Boy was I surprised when I received it. I expected it to be a glorified LED flash light. It was anything but.

© Matthew Jonas 2010

Features. The 126 LEDs are bright, close to the 5400K color temp and flicker free. The dimmer is effective allowing the light to be cranked up or down.

© Matthew Jonas 2010

The Light I purchased came with three gels: 1 clear diffuser, 1 32ooK diffuser and an odd purple colored diffuser. It wasn’t listed in the description so I don’t know what the color temp is supposed to be. The diffusers are made of plastic and feel strong enough to withstand being pulled in and out of the light. On video shoots, I will most likely use a combination of the clear diffuser plus a custom-cut gel from a larger piece that can be purchased in bulk. A little gaffers tape will hold everything together.

© Matthew Jonas 2010

The outside of the light is also made of plastic. It feels flimsy and I don’t expect it to last through to many shoots. Though, compared to the more expensive Litepanels it feels eerily similar. The arm that mounts to the camera is extremely cheap and unstable feeling.
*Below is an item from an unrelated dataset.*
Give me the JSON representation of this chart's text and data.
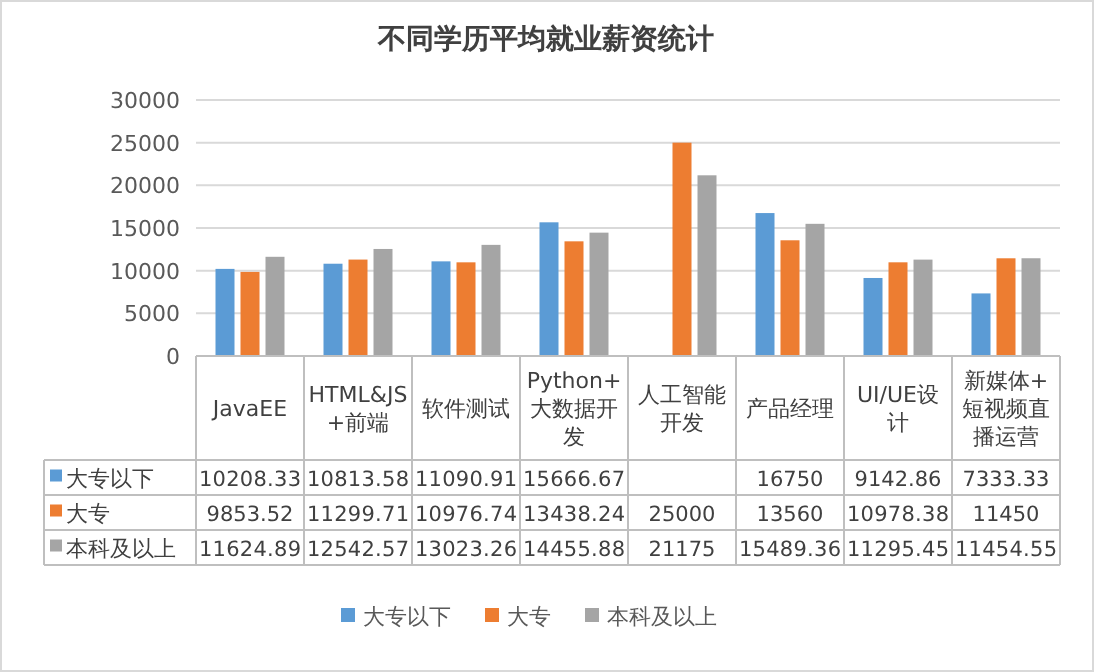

The screws that mounted both the foot and the arm to the light were loose in the unit I received. I had to get a screw driver and tighten both of them to keep the light from wobbling on the camera. The knobs that are used to reposition the light are plastic and fail to properly tighten the light in place. There are several very thin metal washers between the outside of the knobs and the arm. I pulled out all but one of these and reversed the foot and now the light actually stays in one place on the camera.

© Matthew Jonas 2010

The light also features a battery tester on the back. From what I can tell so far, its not very accurate. As soon as you turn the light on, a full set of batteries will register 75%. If you turn the light off and retest they will register at 100%. I will primarily be using the Sanyo Eneloop rechargeable AA batteries. My hope is that they will last at least an hour at full power.

Conclusion. The construction of the light is exactly what you would expect for $50. I don’t anticipate it to last very long once I start shooting regularly with it on camera. The quality of the light is not what you would expect for a $50 light. The white LEDs are even, flicker free and although being a little green in color, close to 5400K color temperature. The color cast is easy to correct with widely available inexpensive gels. It’s like having a very small softbox on top of your camera. I will most likely buy a couple of these and mount them on light stands for interviews.

Would I recommend it for daily use? Maybe, although I’m not sure it would hold up. However, for the price of one professional LED light you can buy several of these. For professional on camera use I would still recommend getting something a bit more expensive and a bit better built. For a budding amateur film maker or casual shooter its worth the $50.